At the Mariupol Polytechnic School, the start of the war saw almost all its students sent back home; even the majority of the 20 boarding students that the center had. Only three orphans who had nowhere else to turn remained. Anton Bilay, 42, and his wife cooked for them every day, along with 24 displaced people who were staying in a hotel a mile or so from the school, risking their lives under enemy fire until the situation became unsustainable: the school offered no protective shelter and Bilay asked the police for help. The boys were taken to a shelter at the Technical University.

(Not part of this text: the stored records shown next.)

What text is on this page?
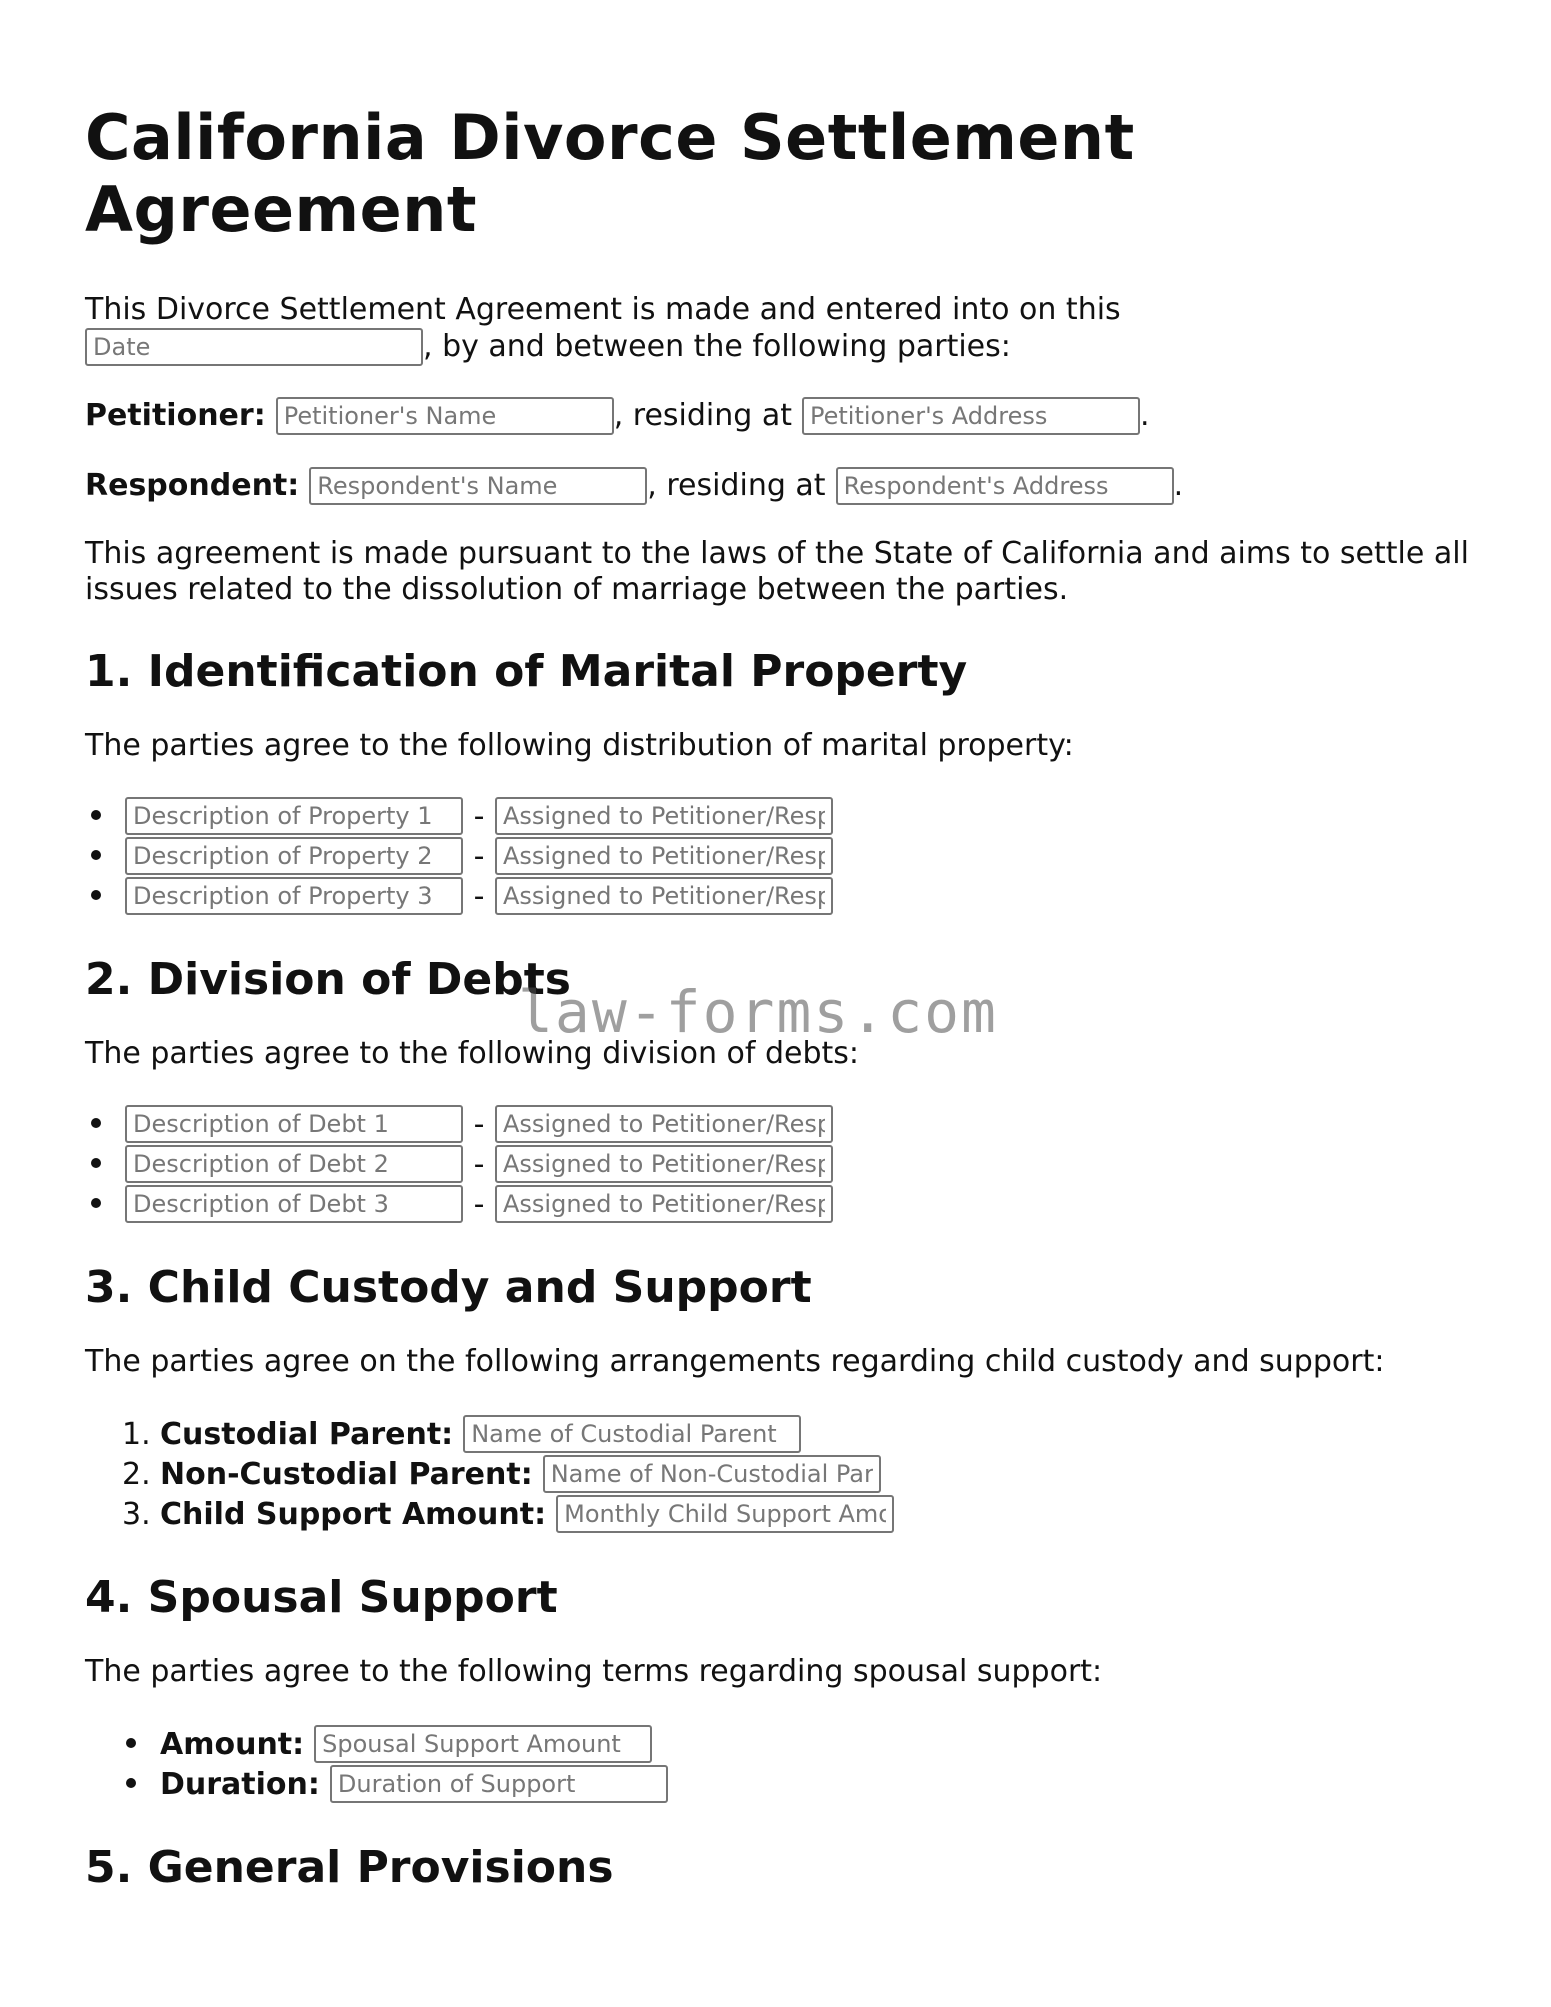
California Divorce Settlement Agreement
This Divorce Settlement Agreement is made and entered into on this
Date
, by and between the following parties:
Petitioner:
Petitioner's Name	, residing at
Petitioner's Address	.
Respondent:
Respondent's Name	, residing at
Respondent's Address	.

This agreement is made pursuant to the laws of the State of California and aims to settle all issues related to the dissolution of marriage between the parties.

1. Identification of Marital Property

The parties agree to the following distribution of marital property:

Description of Property 1
-
Assigned to Petitioner/Respondent
Description of Property 2
-
Assigned to Petitioner/Respondent
Description of Property 3
-
Assigned to Petitioner/Respondent
2. Division of Debts

The parties agree to the following division of debts:

Description of Debt 1
-
Assigned to Petitioner/Respondent
Description of Debt 2
-
Assigned to Petitioner/Respondent
Description of Debt 3
-
Assigned to Petitioner/Respondent
3. Child Custody and Support

The parties agree on the following arrangements regarding child custody and support:

1. Custodial Parent:
Name of Custodial Parent
2. Non-Custodial Parent:
Name of Non-Custodial Parent
3. Child Support Amount:
Monthly Child Support Amount
4. Spousal Support

The parties agree to the following terms regarding spousal support:

Amount:
Spousal Support Amount
Duration:
Duration of Support
5. General Provisions
law-forms.com
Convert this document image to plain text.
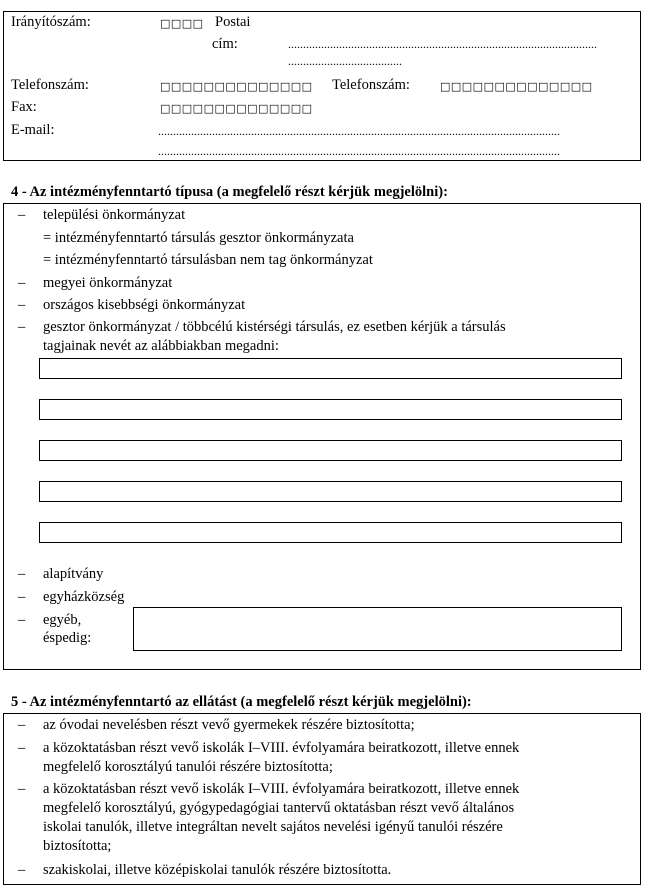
Irányítószám:	□□□□ Postai
cím:	.......................................................................................................
......................................
Telefonszám:	□□□□□□□□□□□□□□ Telefonszám:	□□□□□□□□□□□□□□
Fax:	□□□□□□□□□□□□□□
E-mail:	......................................................................................................................................
......................................................................................................................................
4 - Az intézményfenntartó típusa (a megfelelő részt kérjük megjelölni):
– települési önkormányzat
= intézményfenntartó társulás gesztor önkormányzata
= intézményfenntartó társulásban nem tag önkormányzat
– megyei önkormányzat
– országos kisebbségi önkormányzat
– gesztor önkormányzat / többcélú kistérségi társulás, ez esetben kérjük a társulás
tagjainak nevét az alábbiakban megadni:
– alapítvány
– egyházközség
– egyéb,
éspedig:
5 - Az intézményfenntartó az ellátást (a megfelelő részt kérjük megjelölni):
– az óvodai nevelésben részt vevő gyermekek részére biztosította;
– a közoktatásban részt vevő iskolák I–VIII. évfolyamára beiratkozott, illetve ennek
megfelelő korosztályú tanulói részére biztosította;
– a közoktatásban részt vevő iskolák I–VIII. évfolyamára beiratkozott, illetve ennek
megfelelő korosztályú, gyógypedagógiai tantervű oktatásban részt vevő általános
iskolai tanulók, illetve integráltan nevelt sajátos nevelési igényű tanulói részére
biztosította;
– szakiskolai, illetve középiskolai tanulók részére biztosította.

They were only there for two weeks, until Ukrainian soldiers recommended they flee under the threat of new, more intense shelling. They were put on a bus and sent to a Russian checkpoint, and from there the three boys ended up at Pediatric Hospital Number 5, in the occupied zone. “During all that time, they were in contact with me on Telegram and Viber, thanks to some SIM cards that I had given them. In one of those conversations, Ivan, one of the boys, started crying and said to me: ‘Anton Viktorovych, please, get us out of here.’ So I had no choice,” explains Bilay in his testimony to the Museum of Civilian Voices. Few would have done what he did: from Mariupol to Poland, Lithuania and Latvia, he traveled thousands of miles in three days to rescue his students. He had to cross the Russian border on foot and finally reached the hospital, where he picked up two of the boys; the third had been taken in by a family. And from there, back to Kyiv, where they hope for a happy ending, if possible, to a war that has already displaced more than 13 million people and caused the death of almost 8,900 civilians.